Proposed national park reserve in British Columbia, Canada

South Okanagan—Similkameen National Park Reserve is a proposed national park reserve in the Regional District of Okanagan-Similkameen of British Columbia. The goal of the park is to work with the local First Nations to protect a large patch of Okanagan dry forests and part of the northern reach of the Columbia Plateau ecoregion in Canada.

"South Okanagan—Similkameen" is the working name of the proposed national park reserve. Once plans are finalized, the park will be given a formal name.

==Setting==
The South Okanagan region is home to the only semi-arid shrubland ecosystem in Canada. The ecosystem is dominated by Antelope-brush and is a habitat for 30% of the Red-listed and 46% of the Blue-listed vertebrates in British Columbia, several of which are listed as threatened or endangered. More than 24 invertebrates exist only in this ecoregion, with an additional 80 species occurring nowhere else in Canada.

==History==
===Early protection efforts===
In 1991, the Osoyoos Desert Society was founded with the goal of protecting this unique ecosystem. As part of its conservation efforts, the society constructed the Osoyoos Desert Center, an interpretive centre with the goal of spreading awareness of the region's unique ecology and promote conservation.

On 18 April 2001, BC Parks established the 9364 ha South Okanagan Grasslands Protected Area to protect the semi-arid forests and grasslands of the region.

===Parks Canada proposal===
In 2003, Parks Canada and the Government of British Columbia began formally assessing the viability of a national park reserve in the South Okanagan. In 2006, Parks Canada drafted a park concept of 65000 ha in cooperation with the Government of British Columbia and local residents. The same year, the Osoyoos Indian Band of the Okanagan Nation Alliance constructed the Nk'Mip Desert Cultural Centre with the goal of showcasing the cultural heritage of the Okanagan people and promoting conservation efforts in the region.

In 2010, the proposed park was revised down to 28400 ha with a greater emphasis placed on protecting lower elevation grasslands where species diversity is highest and most at risk.
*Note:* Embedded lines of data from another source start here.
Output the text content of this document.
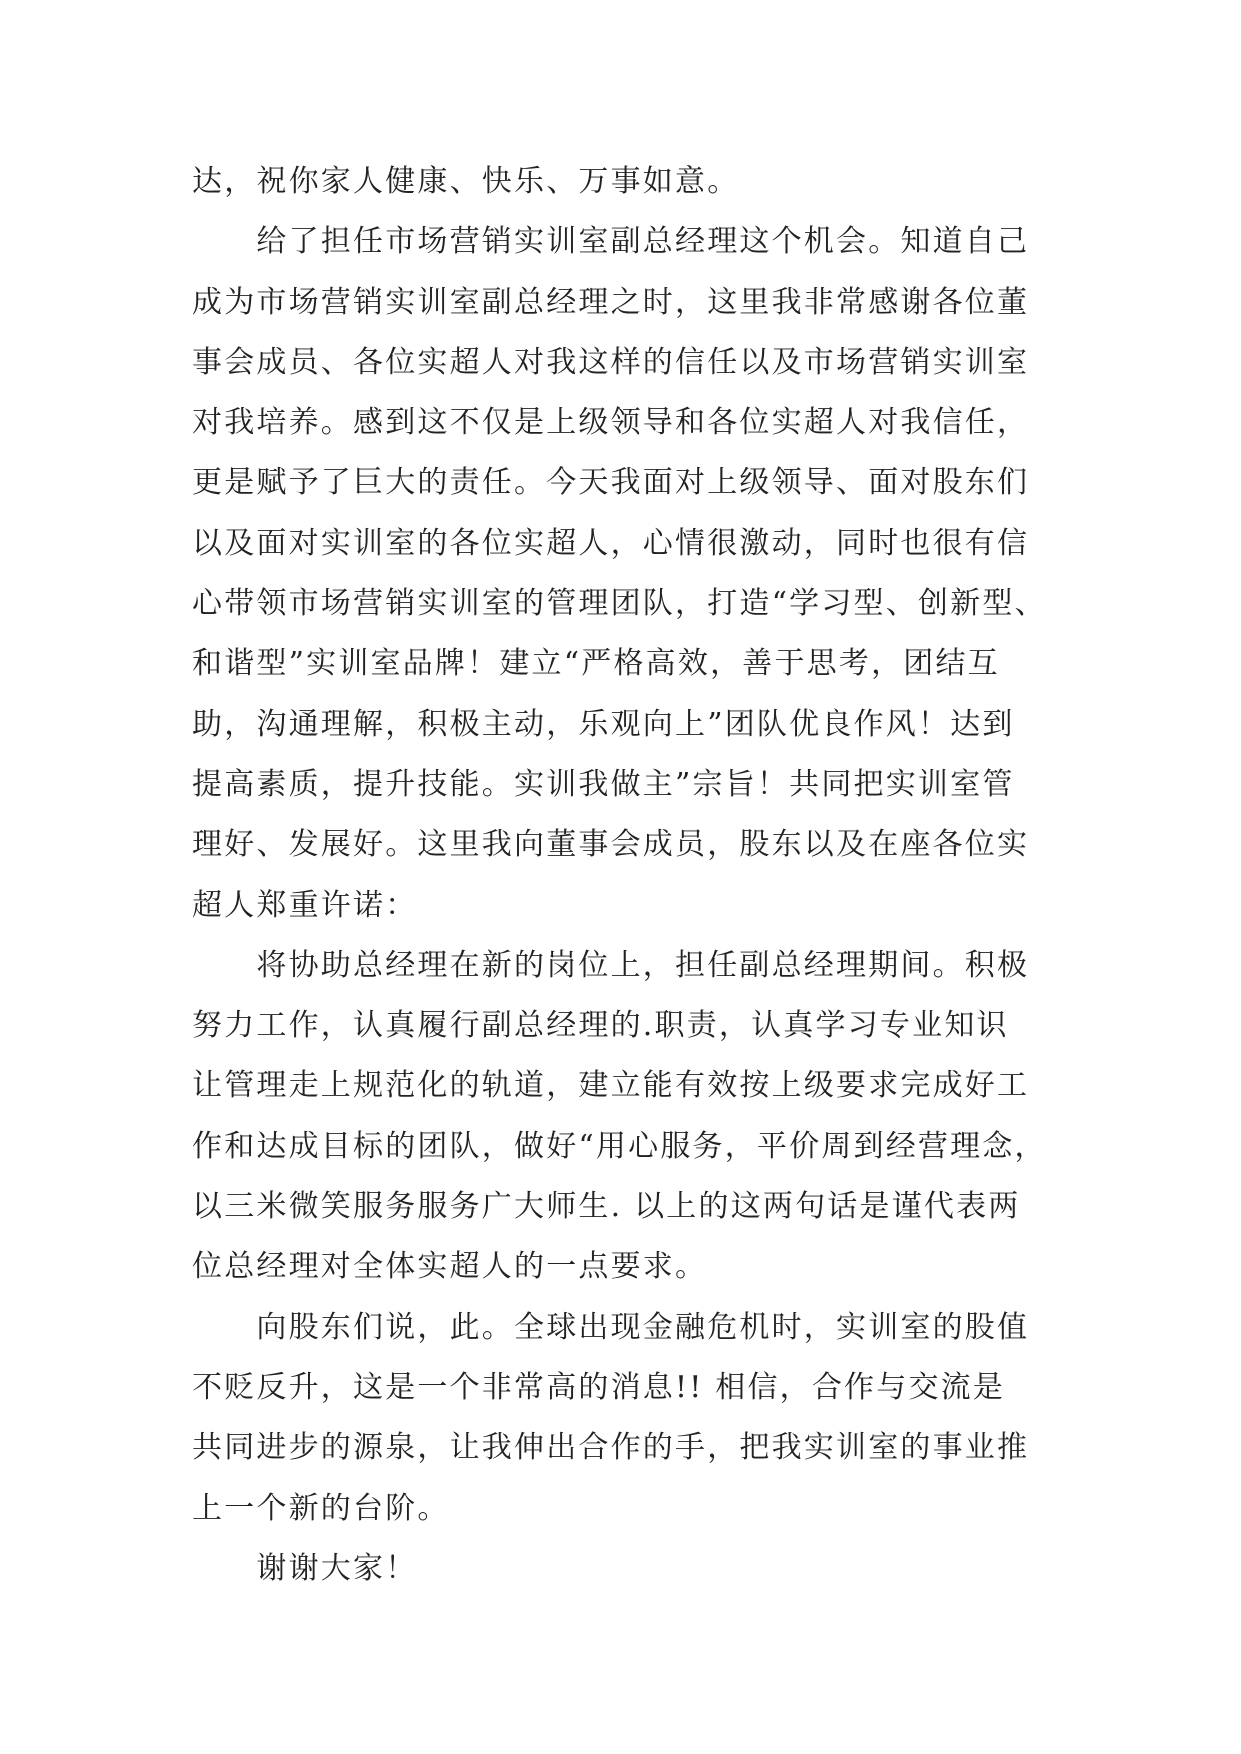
达，祝你家人健康、快乐、万事如意。
　　给了担任市场营销实训室副总经理这个机会。知道自己
成为市场营销实训室副总经理之时，这里我非常感谢各位董
事会成员、各位实超人对我这样的信任以及市场营销实训室
对我培养。感到这不仅是上级领导和各位实超人对我信任，
更是赋予了巨大的责任。今天我面对上级领导、面对股东们
以及面对实训室的各位实超人，心情很激动，同时也很有信
心带领市场营销实训室的管理团队，打造“学习型、创新型、
和谐型”实训室品牌！建立“严格高效，善于思考，团结互
助，沟通理解，积极主动，乐观向上”团队优良作风！达到
提高素质，提升技能。实训我做主”宗旨！共同把实训室管
理好、发展好。这里我向董事会成员，股东以及在座各位实
超人郑重许诺：
　　将协助总经理在新的岗位上，担任副总经理期间。积极
努力工作，认真履行副总经理的.职责，认真学习专业知识
让管理走上规范化的轨道，建立能有效按上级要求完成好工
作和达成目标的团队，做好“用心服务，平价周到经营理念，
以三米微笑服务服务广大师生. 以上的这两句话是谨代表两
位总经理对全体实超人的一点要求。
　　向股东们说，此。全球出现金融危机时，实训室的股值
不贬反升，这是一个非常高的消息!! 相信，合作与交流是
共同进步的源泉，让我伸出合作的手，把我实训室的事业推
上一个新的台阶。
　　谢谢大家！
===Memorandum of understanding===
On 3 July 2019, Parks Canada and the Okanagan Nation Alliance signed a memorandum of understanding to formally work toward establishing a national park reserve in the South Okanagan-Similkameen. As of this memorandum, the park reserve encompasses an area of 27300 ha stretching from the southern slopes of Orofino Mountain to the Canada–United States border. In addition, the park reserve would absorb the existing protected areas of South Okanagan Grasslands and Field's Lease.

With the onset of the COVID-19 pandemic in Canada in early 2020, progress in reaching an establishment agreement between senior governments and local First Nations slowed significantly. As of August 2021, negotiations are ongoing.